Bartter syndrome typically presents during infancy or early childhood with symptoms such as polyuria, polydipsia, failure to thrive, muscle weakness, hypotension, and dehydration. Laboratory findings often reveal hypokalemia, metabolic alkalosis, elevated renin and aldosterone levels, and normal or low blood pressure, despite increased salt loss. The condition is genetically heterogeneous, with both autosomal recessive and, more rarely, dominant forms, and shows variable severity ranging from neonatal life-threatening types to milder classic forms diagnosed in childhood or adolescence.
The comprehensive genetic test for Bartter syndrome analyzes key genes involved in renal electrolyte transport, including SLC12A1, KCNJ1, CLCNKB, BSND, MAGED2, and CASR. These genes encode proteins critical to the function of ion channels and transporters that regulate sodium, chloride, and potassium balance in the nephron. The comprehensive genetic test for Bartter syndrome is indicated in individuals with persistent hypokalemic alkalosis, unexplained salt-wasting nephropathy, antenatal polyhydramnios, nephrocalcinosis, or a family history of Bartter syndrome or related conditions.
Identification of pathogenic variants allows confirmation of the diagnosis, distinction between Bartter and Gitelman syndromes, assessment of prognosis, and selection of the most appropriate treatment approach, including electrolyte supplementation and pharmacologic modulation of prostaglandin synthesis.
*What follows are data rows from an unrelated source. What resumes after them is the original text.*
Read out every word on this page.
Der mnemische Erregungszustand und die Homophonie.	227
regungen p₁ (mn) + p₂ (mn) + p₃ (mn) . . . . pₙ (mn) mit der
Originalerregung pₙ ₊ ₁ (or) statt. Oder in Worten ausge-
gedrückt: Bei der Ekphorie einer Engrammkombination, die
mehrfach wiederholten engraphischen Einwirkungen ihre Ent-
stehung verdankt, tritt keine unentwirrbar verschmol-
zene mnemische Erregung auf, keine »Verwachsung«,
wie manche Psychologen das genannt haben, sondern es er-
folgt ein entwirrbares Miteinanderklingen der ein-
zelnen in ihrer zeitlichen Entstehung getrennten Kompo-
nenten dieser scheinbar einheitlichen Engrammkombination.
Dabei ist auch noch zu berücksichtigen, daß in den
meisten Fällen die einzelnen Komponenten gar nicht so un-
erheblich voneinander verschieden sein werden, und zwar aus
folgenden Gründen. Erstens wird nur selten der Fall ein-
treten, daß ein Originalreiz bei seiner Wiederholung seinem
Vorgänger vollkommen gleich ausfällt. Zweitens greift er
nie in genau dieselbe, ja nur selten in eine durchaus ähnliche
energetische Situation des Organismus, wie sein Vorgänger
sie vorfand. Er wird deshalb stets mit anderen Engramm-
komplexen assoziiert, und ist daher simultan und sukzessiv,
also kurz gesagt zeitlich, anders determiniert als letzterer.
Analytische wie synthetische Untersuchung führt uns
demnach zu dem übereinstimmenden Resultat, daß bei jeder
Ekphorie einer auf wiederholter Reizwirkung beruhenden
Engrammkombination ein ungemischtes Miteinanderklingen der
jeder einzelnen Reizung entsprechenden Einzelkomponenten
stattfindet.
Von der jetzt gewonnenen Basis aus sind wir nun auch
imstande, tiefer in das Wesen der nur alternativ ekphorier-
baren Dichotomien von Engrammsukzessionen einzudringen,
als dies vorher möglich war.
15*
Genetic results are also essential for carrier screening and prenatal decision-making in families with affected children. Variants of uncertain significance may require further interpretation in the context of biochemical, clinical, and familial data. A negative result does not exclude the diagnosis, especially if clinical features are strongly suggestive.
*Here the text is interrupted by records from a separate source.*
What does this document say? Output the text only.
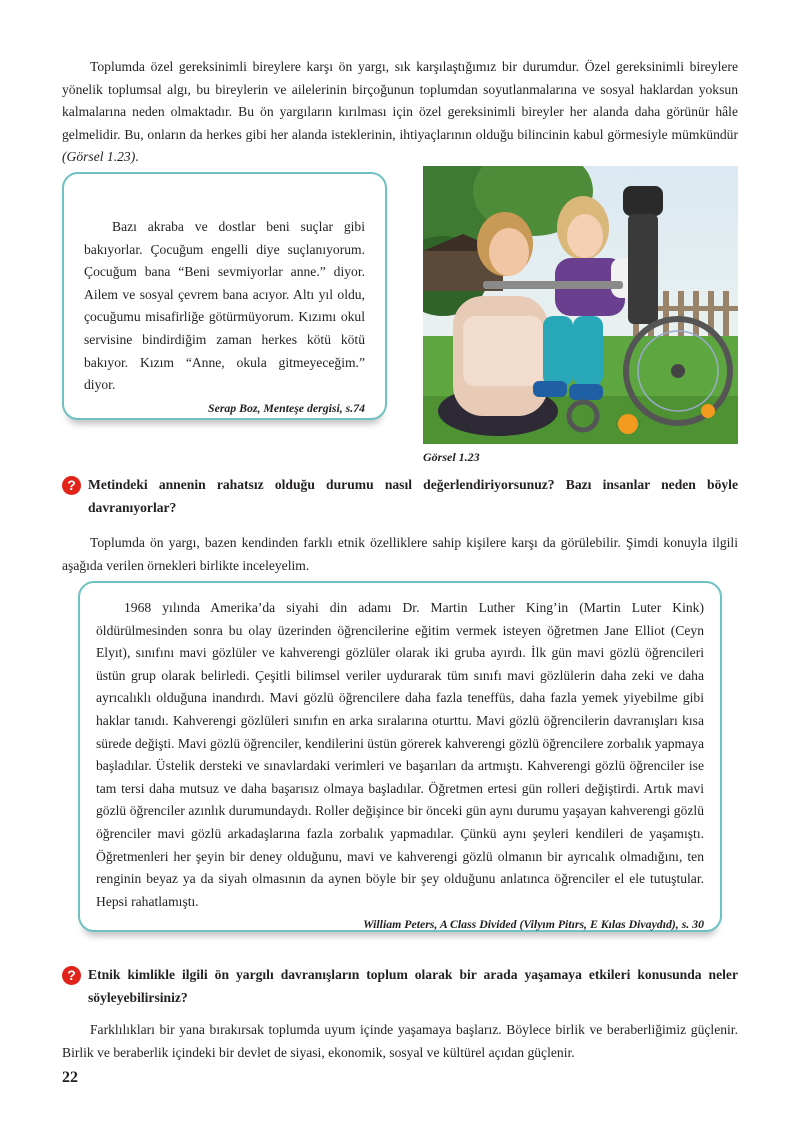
Toplumda özel gereksinimli bireylere karşı ön yargı, sık karşılaştığımız bir durumdur. Özel gereksinimli bireylere yönelik toplumsal algı, bu bireylerin ve ailelerinin birçoğunun toplumdan soyutlanmalarına ve sosyal haklardan yoksun kalmalarına neden olmaktadır. Bu ön yargıların kırılması için özel gereksinimli bireyler her alanda daha görünür hâle gelmelidir. Bu, onların da herkes gibi her alanda isteklerinin, ihtiyaçlarının olduğu bilincinin kabul görmesiyle mümkündür (Görsel 1.23).

Bazı akraba ve dostlar beni suçlar gibi bakıyorlar. Çocuğum engelli diye suçlanıyorum. Çocuğum bana “Beni sevmiyorlar anne.” diyor. Ailem ve sosyal çevrem bana acıyor. Altı yıl oldu, çocuğumu misafirliğe götürmüyorum. Kızımı okul servisine bindirdiğim zaman herkes kötü kötü bakıyor. Kızım “Anne, okula gitmeyeceğim.” diyor.

Serap Boz, Menteşe dergisi, s.74
Görsel 1.23
? Metindeki annenin rahatsız olduğu durumu nasıl değerlendiriyorsunuz? Bazı insanlar neden böyle davranıyorlar?

Toplumda ön yargı, bazen kendinden farklı etnik özelliklere sahip kişilere karşı da görülebilir. Şimdi konuyla ilgili aşağıda verilen örnekleri birlikte inceleyelim.

1968 yılında Amerika’da siyahi din adamı Dr. Martin Luther King’in (Martin Luter Kink) öldürülmesinden sonra bu olay üzerinden öğrencilerine eğitim vermek isteyen öğretmen Jane Elliot (Ceyn Elyıt), sınıfını mavi gözlüler ve kahverengi gözlüler olarak iki gruba ayırdı. İlk gün mavi gözlü öğrencileri üstün grup olarak belirledi. Çeşitli bilimsel veriler uydurarak tüm sınıfı mavi gözlülerin daha zeki ve daha ayrıcalıklı olduğuna inandırdı. Mavi gözlü öğrencilere daha fazla teneffüs, daha fazla yemek yiyebilme gibi haklar tanıdı. Kahverengi gözlüleri sınıfın en arka sıralarına oturttu. Mavi gözlü öğrencilerin davranışları kısa sürede değişti. Mavi gözlü öğrenciler, kendilerini üstün görerek kahverengi gözlü öğrencilere zorbalık yapmaya başladılar. Üstelik dersteki ve sınavlardaki verimleri ve başarıları da artmıştı. Kahverengi gözlü öğrenciler ise tam tersi daha mutsuz ve daha başarısız olmaya başladılar. Öğretmen ertesi gün rolleri değiştirdi. Artık mavi gözlü öğrenciler azınlık durumundaydı. Roller değişince bir önceki gün aynı durumu yaşayan kahverengi gözlü öğrenciler mavi gözlü arkadaşlarına fazla zorbalık yapmadılar. Çünkü aynı şeyleri kendileri de yaşamıştı. Öğretmenleri her şeyin bir deney olduğunu, mavi ve kahverengi gözlü olmanın bir ayrıcalık olmadığını, ten renginin beyaz ya da siyah olmasının da aynen böyle bir şey olduğunu anlatınca öğrenciler el ele tutuştular. Hepsi rahatlamıştı.

William Peters, A Class Divided (Vilyım Pitırs, E Kılas Divaydıd), s. 30
? Etnik kimlikle ilgili ön yargılı davranışların toplum olarak bir arada yaşamaya etkileri konusunda neler söyleyebilirsiniz?

Farklılıkları bir yana bırakırsak toplumda uyum içinde yaşamaya başlarız. Böylece birlik ve beraberliğimiz güçlenir. Birlik ve beraberlik içindeki bir devlet de siyasi, ekonomik, sosyal ve kültürel açıdan güçlenir.

22
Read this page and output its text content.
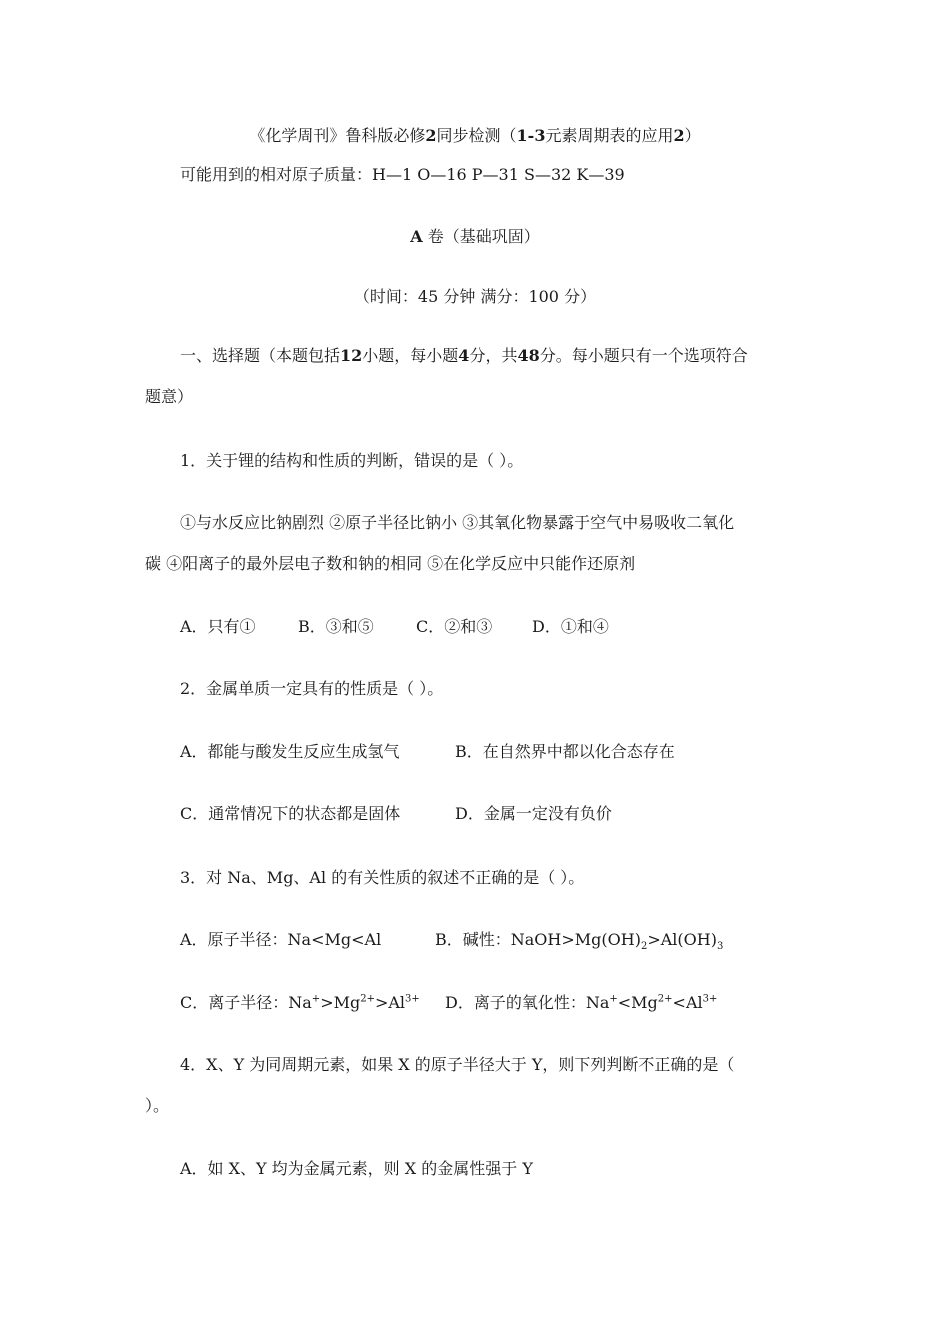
《化学周刊》鲁科版必修2同步检测（1-3元素周期表的应用2）
可能用到的相对原子质量：H—1 O—16 P—31 S—32 K—39
A 卷（基础巩固）
（时间：45 分钟 满分：100 分）
一、选择题（本题包括12小题，每小题4分，共48分。每小题只有一个选项符合
题意）
1．关于锂的结构和性质的判断，错误的是（ ）。
①与水反应比钠剧烈 ②原子半径比钠小 ③其氧化物暴露于空气中易吸收二氧化
碳 ④阳离子的最外层电子数和钠的相同 ⑤在化学反应中只能作还原剂
A．只有①	B．③和⑤	C．②和③ D．①和④
2．金属单质一定具有的性质是（ ）。
A．都能与酸发生反应生成氢气	B．在自然界中都以化合态存在
C．通常情况下的状态都是固体	D．金属一定没有负价
3．对 Na、Mg、Al 的有关性质的叙述不正确的是（ ）。
A．原子半径：Na<Mg<Al	B．碱性：$NaOH>Mg(OH)_2>Al(OH)_3$
C．离子半径：$Na^+>Mg^{2+}>Al^{3+}$ D．离子的氧化性：$Na^+<Mg^{2+}<Al^{3+}$
4．X、Y 为同周期元素，如果 X 的原子半径大于 Y，则下列判断不正确的是（
）。
A．如 X、Y 均为金属元素，则 X 的金属性强于 Y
A higher genetic risk is confirmed when biallelic mutations are identified in Bartter-associated genes, particularly in patients with early-onset, severe electrolyte abnormalities. A lower risk may be considered when no significant mutations are found, though clinical and functional testing remains essential. Integration of genetic findings with biochemical markers, growth parameters, renal imaging, and family history is crucial for precise diagnosis and individualized patient care.
The test is performed in a clinical laboratory accredited to ISO 15189 and certified by CLIA and CAP, ensuring the validity, accuracy and international recognition of the results.